Volume 20, Issue 4 (October 1975)
Firearms Discharge Residue Sample Collection Techniques
Several tests have been employed by law enforcement agencies to demonstrate that an individual has handled or discharged a firearm. With the paraffin test being of doubtful reliability  and the sodium rhodizonate spot test lacking sensitivity , the most commonly used test for firearms discharge residue is the measurement of barium and antimony (Ba and Sb), principally from the primer composition, deposited on the hands during weapon handling or discharge. However, this test is of limited effectiveness, even under optimal conditions. One study  has reported a 15% failure to indicate the presence of residue in a series of test firings. Factors responsible for this inefficiency include variable residue deposition, residue retention, and effectiveness of sample collection. Our study examines several sample collection materials to define a system which will combine high lifting efficiency for gunshot residue components with convenience of use in the field.

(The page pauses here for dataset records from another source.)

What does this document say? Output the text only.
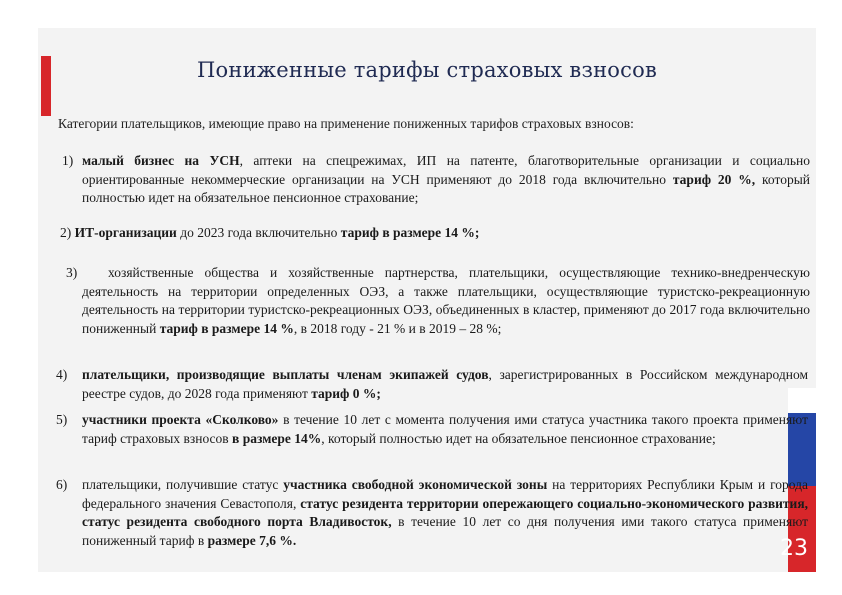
Пониженные тарифы страховых взносов
Категории плательщиков, имеющие право на применение пониженных тарифов страховых взносов:
1) малый бизнес на УСН, аптеки на спецрежимах, ИП на патенте, благотворительные организации и социально ориентированные некоммерческие организации на УСН применяют до 2018 года включительно тариф 20 %, который полностью идет на обязательное пенсионное страхование;
2) ИТ-организации до 2023 года включительно тариф в размере 14 %;
3)	хозяйственные общества и хозяйственные партнерства, плательщики, осуществляющие технико-внедренческую деятельность на территории определенных ОЭЗ, а также плательщики, осуществляющие туристско-рекреационную деятельность на территории туристско-рекреационных ОЭЗ, объединенных в кластер, применяют до 2017 года включительно пониженный тариф в размере 14 %, в 2018 году - 21 % и в 2019 – 28 %;
4) плательщики, производящие выплаты членам экипажей судов, зарегистрированных в Российском международном реестре судов, до 2028 года применяют тариф 0 %;
5) участники проекта «Сколково» в течение 10 лет с момента получения ими статуса участника такого проекта применяют тариф страховых взносов в размере 14%, который полностью идет на обязательное пенсионное страхование;
6) плательщики, получившие статус участника свободной экономической зоны на территориях Республики Крым и города федерального значения Севастополя, статус резидента территории опережающего социально-экономического развития, статус резидента свободного порта Владивосток, в течение 10 лет со дня получения ими такого статуса применяют пониженный тариф в размере 7,6 %.	23
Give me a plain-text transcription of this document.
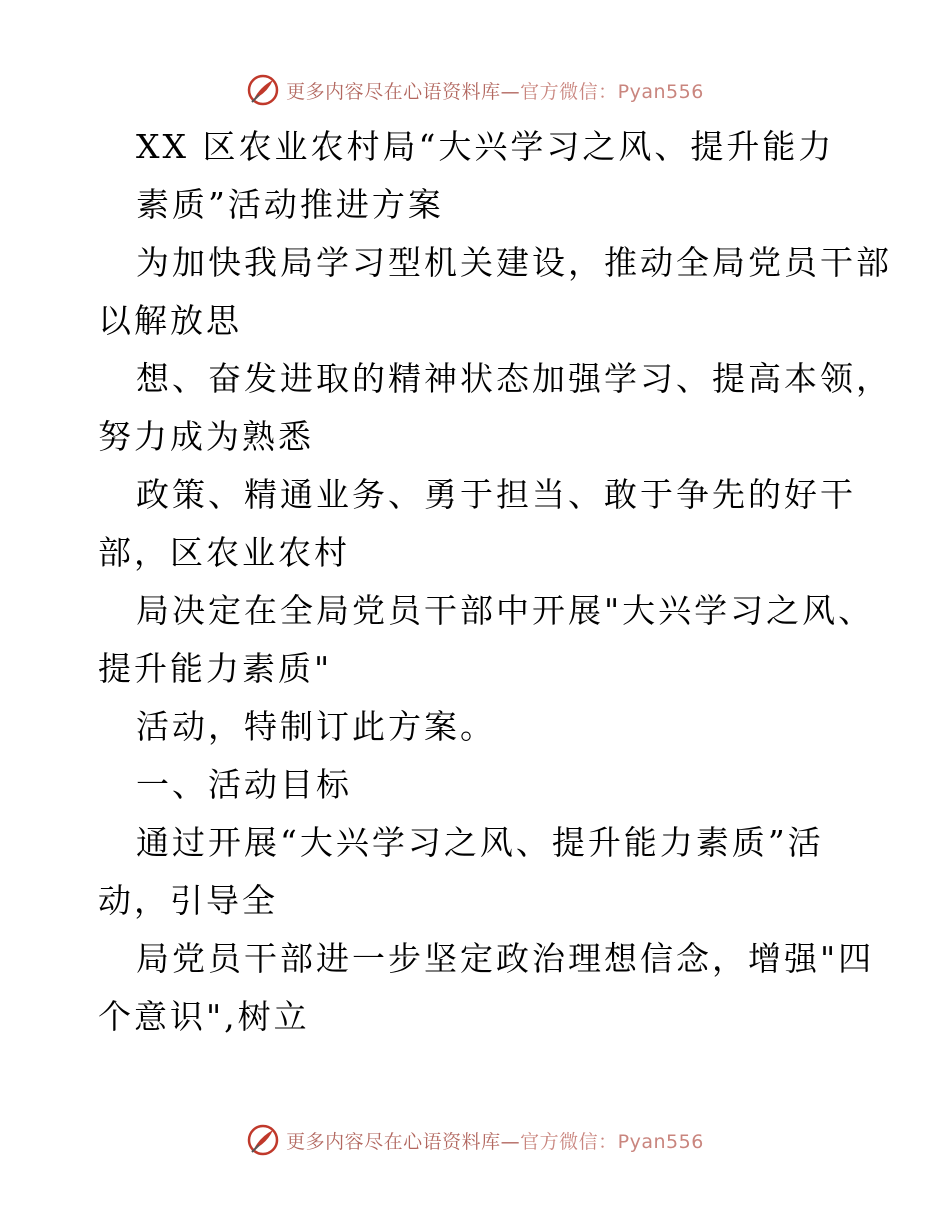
更多内容尽在心语资料库—官方微信：Pyan556
XX 区农业农村局“大兴学习之风、提升能力
素质”活动推进方案
为加快我局学习型机关建设，推动全局党员干部
以解放思
想、奋发进取的精神状态加强学习、提高本领，
努力成为熟悉
政策、精通业务、勇于担当、敢于争先的好干
部，区农业农村
局决定在全局党员干部中开展"大兴学习之风、
提升能力素质"
活动，特制订此方案。
一、活动目标
通过开展“大兴学习之风、提升能力素质”活
动，引导全
局党员干部进一步坚定政治理想信念，增强"四
个意识",树立
更多内容尽在心语资料库—官方微信：Pyan556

Until recently, hand lift samples were examined for these two elements primarily by neutron activation analysis (NAA) [4–6]. While NAA affords excellent sensitivity for Ba and Sb, it suffers from long analysis time, high cost, and limited availability of neutron sources. The inherent simplicity and high sensitivity of flameless atomic absorption spectrometry (FAAS) have prompted several investigators to utilize this technique to determine trace quantities of Ba and Sb (and occasionally copper and lead) present in gunshot residues [7–9].